L'orologio meccanico a pesi, inventato intorno al 1300, richiedeva di regolare la caduta di un peso che, per effetto della gravità, avrebbe altrimenti accelerato senza controllo. L'ingegnosa invenzione dello scappamento, basato su oscillazioni regolari, rese possibile tale controllo. Più tardi il pendolo perfezionò il meccanismo. Già nel XIV secolo si costruivano planetari meccanici, e si affermava l'idea che l'universo fosse un grande orologio. Newton trasformò questa metafora in scienza: la meccanica newtoniana fonda l'universo su forze che agiscono regolarmente e prevedibilmente. Per oltre un secolo e mezzo, l'orologio cosmico è stato il modello guida della fisica.

La seconda metafora è quella del motore a vapore. I primi esemplari, sviluppati nel XVI secolo, servivano a estrarre acqua dalle miniere. Solo nel 1775 James Watt introdusse le innovazioni decisive che resero la macchina economica ed efficiente. A inizio Ottocento, Sadi Carnot comprese i principi fisici del motore a vapore e fondò la termodinamica: al centro non più la forza, ma l'energia e le sue trasformazioni. L'universo come grande macchina termodinamica diventa la nuova immagine scientifica.
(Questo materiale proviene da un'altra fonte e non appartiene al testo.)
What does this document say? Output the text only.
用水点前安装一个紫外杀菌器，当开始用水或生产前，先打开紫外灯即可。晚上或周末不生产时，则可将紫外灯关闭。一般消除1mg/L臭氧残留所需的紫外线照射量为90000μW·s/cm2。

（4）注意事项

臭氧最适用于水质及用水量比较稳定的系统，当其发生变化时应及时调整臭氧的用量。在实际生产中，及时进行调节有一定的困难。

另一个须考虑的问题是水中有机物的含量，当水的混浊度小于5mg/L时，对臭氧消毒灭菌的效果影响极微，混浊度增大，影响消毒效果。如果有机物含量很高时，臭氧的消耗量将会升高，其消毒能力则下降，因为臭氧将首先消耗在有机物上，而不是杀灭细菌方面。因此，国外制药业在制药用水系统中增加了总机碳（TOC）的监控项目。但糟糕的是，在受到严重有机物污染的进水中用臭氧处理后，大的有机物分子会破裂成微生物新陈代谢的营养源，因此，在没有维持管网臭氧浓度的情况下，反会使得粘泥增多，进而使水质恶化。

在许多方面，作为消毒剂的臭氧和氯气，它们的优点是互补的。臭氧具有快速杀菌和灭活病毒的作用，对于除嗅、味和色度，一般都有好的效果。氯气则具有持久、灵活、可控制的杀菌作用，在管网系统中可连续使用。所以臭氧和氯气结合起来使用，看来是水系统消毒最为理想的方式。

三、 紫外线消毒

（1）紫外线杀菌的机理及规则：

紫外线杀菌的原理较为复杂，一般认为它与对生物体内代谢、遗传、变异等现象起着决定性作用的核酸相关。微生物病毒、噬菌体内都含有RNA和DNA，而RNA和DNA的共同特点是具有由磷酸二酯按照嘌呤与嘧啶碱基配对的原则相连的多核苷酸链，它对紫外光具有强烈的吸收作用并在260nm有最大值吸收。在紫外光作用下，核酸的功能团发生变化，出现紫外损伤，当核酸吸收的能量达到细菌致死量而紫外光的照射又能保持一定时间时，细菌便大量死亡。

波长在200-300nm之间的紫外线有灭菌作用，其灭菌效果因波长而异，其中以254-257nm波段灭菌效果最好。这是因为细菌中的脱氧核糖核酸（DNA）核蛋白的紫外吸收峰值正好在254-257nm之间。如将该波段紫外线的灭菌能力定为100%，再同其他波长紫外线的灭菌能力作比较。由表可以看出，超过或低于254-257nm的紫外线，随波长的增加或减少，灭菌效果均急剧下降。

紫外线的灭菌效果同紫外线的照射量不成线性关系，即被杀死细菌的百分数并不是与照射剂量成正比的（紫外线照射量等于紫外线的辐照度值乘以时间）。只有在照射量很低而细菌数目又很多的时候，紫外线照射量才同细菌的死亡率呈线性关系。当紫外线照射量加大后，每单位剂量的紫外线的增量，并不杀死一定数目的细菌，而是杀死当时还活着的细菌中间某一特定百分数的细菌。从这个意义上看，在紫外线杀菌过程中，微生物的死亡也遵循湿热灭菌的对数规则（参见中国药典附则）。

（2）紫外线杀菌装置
La terza metafora è quella del computer. Nel 1936 Alan Turing descrive una macchina astratta capace di simulare qualsiasi computazione. Nel 1946 nasce il primo computer elettronico. Shannon, nel 1948, definisce il bit come unità dell'informazione. La ricerca sull'intelligenza artificiale prende avvio nel 1957. Nel giro di vent’anni comincia a prendere forma la metafora dell’universo come gigantesca macchina computazionale che elabora informazione.
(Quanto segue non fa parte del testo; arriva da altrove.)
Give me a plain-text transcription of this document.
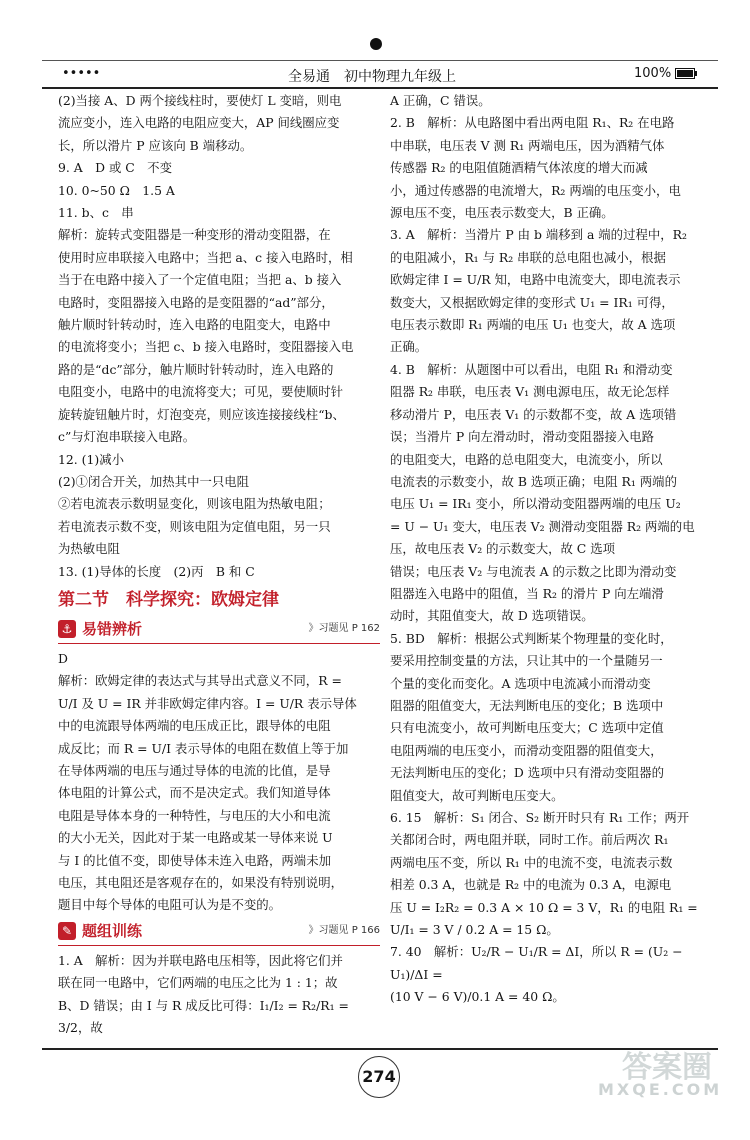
•••••	全易通　初中物理九年级上	100%

(2)当接 A、D 两个接线柱时，要使灯 L 变暗，则电

流应变小，连入电路的电阻应变大，AP 间线圈应变

长，所以滑片 P 应该向 B 端移动。

9. A　D 或 C　不变

10. 0~50 Ω　1.5 A

11. b、c　串

解析：旋转式变阻器是一种变形的滑动变阻器，在

使用时应串联接入电路中；当把 a、c 接入电路时，相

当于在电路中接入了一个定值电阻；当把 a、b 接入

电路时，变阻器接入电路的是变阻器的“ad”部分，

触片顺时针转动时，连入电路的电阻变大，电路中

的电流将变小；当把 c、b 接入电路时，变阻器接入电

路的是“dc”部分，触片顺时针转动时，连入电路的

电阻变小，电路中的电流将变大；可见，要使顺时针

旋转旋钮触片时，灯泡变亮，则应该连接接线柱“b、

c”与灯泡串联接入电路。

12. (1)减小

(2)①闭合开关，加热其中一只电阻

②若电流表示数明显变化，则该电阻为热敏电阻；

若电流表示数不变，则该电阻为定值电阻，另一只

为热敏电阻

13. (1)导体的长度　(2)丙　B 和 C

第二节　科学探究：欧姆定律
⚓ 易错辨析	》习题见 P 162

D

解析：欧姆定律的表达式与其导出式意义不同，R =

U/I 及 U = IR 并非欧姆定律内容。I = U/R 表示导体

中的电流跟导体两端的电压成正比，跟导体的电阻

成反比；而 R = U/I 表示导体的电阻在数值上等于加

在导体两端的电压与通过导体的电流的比值，是导

体电阻的计算公式，而不是决定式。我们知道导体

电阻是导体本身的一种特性，与电压的大小和电流

的大小无关，因此对于某一电路或某一导体来说 U

与 I 的比值不变，即使导体未连入电路，两端未加

电压，其电阻还是客观存在的，如果没有特别说明，

题目中每个导体的电阻可认为是不变的。

✎ 题组训练	》习题见 P 166

1. A　解析：因为并联电路电压相等，因此将它们并

联在同一电路中，它们两端的电压之比为 1 : 1；故

B、D 错误；由 I 与 R 成反比可得：I₁/I₂ = R₂/R₁ = 3/2，故

A 正确，C 错误。

2. B　解析：从电路图中看出两电阻 R₁、R₂ 在电路

中串联，电压表 V 测 R₁ 两端电压，因为酒精气体

传感器 R₂ 的电阻值随酒精气体浓度的增大而减

小，通过传感器的电流增大，R₂ 两端的电压变小，电

源电压不变，电压表示数变大，B 正确。

3. A　解析：当滑片 P 由 b 端移到 a 端的过程中，R₂

的电阻减小，R₁ 与 R₂ 串联的总电阻也减小，根据

欧姆定律 I = U/R 知，电路中电流变大，即电流表示

数变大，又根据欧姆定律的变形式 U₁ = IR₁ 可得，

电压表示数即 R₁ 两端的电压 U₁ 也变大，故 A 选项

正确。

4. B　解析：从题图中可以看出，电阻 R₁ 和滑动变

阻器 R₂ 串联，电压表 V₁ 测电源电压，故无论怎样

移动滑片 P，电压表 V₁ 的示数都不变，故 A 选项错

误；当滑片 P 向左滑动时，滑动变阻器接入电路

的电阻变大，电路的总电阻变大，电流变小，所以

电流表的示数变小，故 B 选项正确；电阻 R₁ 两端的

电压 U₁ = IR₁ 变小，所以滑动变阻器两端的电压 U₂

= U − U₁ 变大，电压表 V₂ 测滑动变阻器 R₂ 两端的电

压，故电压表 V₂ 的示数变大，故 C 选项

错误；电压表 V₂ 与电流表 A 的示数之比即为滑动变

阻器连入电路中的阻值，当 R₂ 的滑片 P 向左端滑

动时，其阻值变大，故 D 选项错误。

5. BD　解析：根据公式判断某个物理量的变化时，

要采用控制变量的方法，只让其中的一个量随另一

个量的变化而变化。A 选项中电流减小而滑动变

阻器的阻值变大，无法判断电压的变化；B 选项中

只有电流变小，故可判断电压变大；C 选项中定值

电阻两端的电压变小，而滑动变阻器的阻值变大，

无法判断电压的变化；D 选项中只有滑动变阻器的

阻值变大，故可判断电压变大。

6. 15　解析：S₁ 闭合、S₂ 断开时只有 R₁ 工作；两开

关都闭合时，两电阻并联，同时工作。前后两次 R₁

两端电压不变，所以 R₁ 中的电流不变，电流表示数

相差 0.3 A，也就是 R₂ 中的电流为 0.3 A，电源电

压 U = I₂R₂ = 0.3 A × 10 Ω = 3 V，R₁ 的电阻 R₁ =

U/I₁ = 3 V / 0.2 A = 15 Ω。

7. 40　解析：U₂/R − U₁/R = ΔI，所以 R = (U₂ − U₁)/ΔI =

(10 V − 6 V)/0.1 A = 40 Ω。

274	答案圈
MXQE.COM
È presto per sapere dove ci porterà la metafora computazionale. Ma è certo che cominceremo a pensare il mondo in modo diverso. Sarà necessario, anzi doveroso, mantenere una vigilanza attenta — e forse ossessiva — su come formuliamo i nostri pensieri. Heidegger ci offre un esempio illuminante di come la tecnologia cambia l’immagine che abbiamo di un fiume:

L’impianto idroelettrico è impiantato nella corrente del Reno. Esso spinge il Reno a fornire la propria pressione idraulica, che fa girare le turbine. [...] Ciò che il fiume è ora, cioè una fonte di energia idraulica, deriva dall’impianto idroelettrico.

Prima, il Reno era un placido fiume tra dolci colline. Dopo, diventa una riserva di energia. La tecnologia lo ha disvelato in un nuovo modo. E da quel momento, anche il nostro sguardo non sarà più lo stesso. Come la metafora poetica ci consente di cogliere l'invisibile dietro il visibile, così la metafora tecnologica ci obbliga a reinterpretare il mondo attraverso nuove lenti. In entrambi i casi, cambia non solo ciò che vediamo, ma anche il modo stesso in cui pensiamo. Nel mutare delle metafore, poetiche o tecnologiche, si cela il destino della nostra esperienza del mondo.

Riferimenti

Umberto Eco, “Metafora” in Enciclopedia Einaudi, Torino, 1980, vol. 9, p. 192.
Antonio Skármeta, Il postino di Neruda, Garzanti, Milano, 1985, p. 56.
Martin Heidegger, The Question Concerning Technology, New York, HarperCollins, 1977, pp. 13-16.